Так и случилось. К сожалению, так работает информационное поле. Да, вы правы — через какое-то время Украина ушла из заголовков. Это нормальный процесс: новости — это что-то новое. Но это не значит, что война остановилась.
После 2014–2015 годов Украина тоже уходила с передовиц. Мне кажется, что международная журналистика — все мы — тогда сделали недостаточно. Если бы российские СМИ каким-то чудом объяснили людям, что их страна забрала часть соседней, если бы международная пресса больше рассказывала о том, что это не «гражданская война на востоке Украины», а вторжение, то, может быть, 24 февраля бы и не случилось.
Но на этот раз «забыть» о российском вторжении не получится — слишком высоки ставки. Эта война касается всех, она влияет на весь мир: Европу, США, Китай. Страны по всему миру вынуждены сейчас выбирать вектор своей международной политики. И слишком много преступлений уже было совершено.
— В интервью вы часто упоминаете, что, вырвавшись из Мариуполя, почувствовали себя виноватым. Почему?
— Я мог бы сделать больше. Мог бы снять больше. Все трагедии, о которых мы рассказали, — мизерная часть того, что там происходило. И понятно было, что худшее впереди. Как раз к этому моменту в городе не осталось журналистов.
Хуже всего, что мы уехали и не сняли бомбардировку мариупольского драмтеатра. Мы много раз были в этом убежище, я знал людей, которые там жили, — и когда 16 марта мы узнали, что его разбомбили… Мы понимали, что ничего не снято. Никто не смог показать масштабы этого убийства — потому что никого из нас там не было. [Литовский документалист Мантас] Кведаравичюс еще оставался в городе, но в другом месте — и, к сожалению, когда он выезжал, его убили.

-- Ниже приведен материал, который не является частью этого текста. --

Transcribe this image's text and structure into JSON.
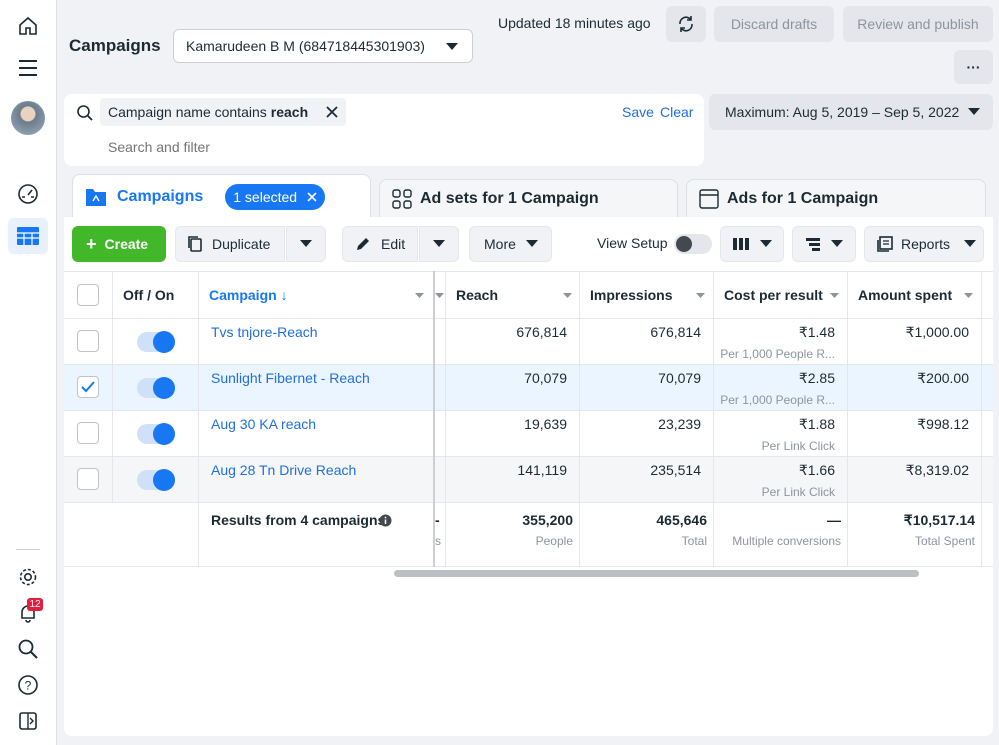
{
  "sidebar": {
    "icons": [
      "home-icon",
      "menu-icon",
      "avatar",
      "gauge-icon",
      "table-icon",
      "settings-icon",
      "bell-icon",
      "search-icon",
      "help-icon",
      "panel-icon"
    ],
    "notification_count": "12"
  },
  "header": {
    "title": "Campaigns",
    "account": "Kamarudeen B M (684718445301903)",
    "updated": "Updated 18 minutes ago",
    "discard_label": "Discard drafts",
    "review_label": "Review and publish",
    "more_label": "···"
  },
  "filter": {
    "chip_prefix": "Campaign name contains ",
    "chip_value": "reach",
    "save_label": "Save",
    "clear_label": "Clear",
    "placeholder": "Search and filter"
  },
  "date_range": "Maximum: Aug 5, 2019 – Sep 5, 2022",
  "tabs": {
    "campaigns": "Campaigns",
    "selected": "1 selected",
    "adsets": "Ad sets for 1 Campaign",
    "ads": "Ads for 1 Campaign"
  },
  "toolbar": {
    "create": "Create",
    "duplicate": "Duplicate",
    "edit": "Edit",
    "more": "More",
    "view_setup": "View Setup",
    "reports": "Reports"
  },
  "columns": {
    "offon": "Off / On",
    "campaign": "Campaign ↓",
    "reach": "Reach",
    "impressions": "Impressions",
    "cpr": "Cost per result",
    "spent": "Amount spent"
  },
  "rows": [
    {
      "name": "Tvs tnjore-Reach",
      "reach": "676,814",
      "impressions": "676,814",
      "cpr": "₹1.48",
      "cpr_sub": "Per 1,000 People R...",
      "spent": "₹1,000.00",
      "selected": false
    },
    {
      "name": "Sunlight Fibernet - Reach",
      "reach": "70,079",
      "impressions": "70,079",
      "cpr": "₹2.85",
      "cpr_sub": "Per 1,000 People R...",
      "spent": "₹200.00",
      "selected": true
    },
    {
      "name": "Aug 30 KA reach",
      "reach": "19,639",
      "impressions": "23,239",
      "cpr": "₹1.88",
      "cpr_sub": "Per Link Click",
      "spent": "₹998.12",
      "selected": false
    },
    {
      "name": "Aug 28 Tn Drive Reach",
      "reach": "141,119",
      "impressions": "235,514",
      "cpr": "₹1.66",
      "cpr_sub": "Per Link Click",
      "spent": "₹8,319.02",
      "selected": false
    }
  ],
  "totals": {
    "label": "Results from 4 campaigns",
    "partial_dash": "-",
    "partial_sub": "s",
    "reach": "355,200",
    "reach_sub": "People",
    "impressions": "465,646",
    "impressions_sub": "Total",
    "cpr": "—",
    "cpr_sub": "Multiple conversions",
    "spent": "₹10,517.14",
    "spent_sub": "Total Spent"
  },
  "colors": {
    "accent": "#1877f2",
    "create": "#42b72a",
    "link": "#216fdb"
  }
}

И этот младенец! Этот листик с надписью про 23 [прожитых им] дня. Я вышел из подвала [больницы № 3, где увидел тело этого ребенка] — и мы пошли в отделение [того же госпиталя], куда перевезли спасенных после бомбардировки роддома. И там лежали четыре новорожденных ребенка, у которых не было родителей, над ними стояла медсестра и прикрывала их одеялом: «А вдруг упадет бомба? Мне нужно как-то закрыть их от осколков». Это было так трогательно и так страшно. И вот с этим ощущением мы уезжали. Естественно, я чувствовал себя виноватым.
Я до сих пор не могу выяснить, что случилось с этими четырьмя детьми. Я нашел человека, который был в этой больнице через 20 дней после нас. К тому моменту от нее уже ничего не осталось: она вся сгорела. И этот человек сказал мне, что кто-то видел тела детей, разбросанные по тому самому коридору. Я очень надеюсь, что это неправда, что это чья-то ошибка, чья-то фантазия. Что дети спаслись.
Эту больницу разбомбили точно так же, как драмтеатр и роддом. И никто — никто! — этого не снял. Черт возьми. Это же ужасно: что можно совершить преступление — и никто об этом никогда не узнает.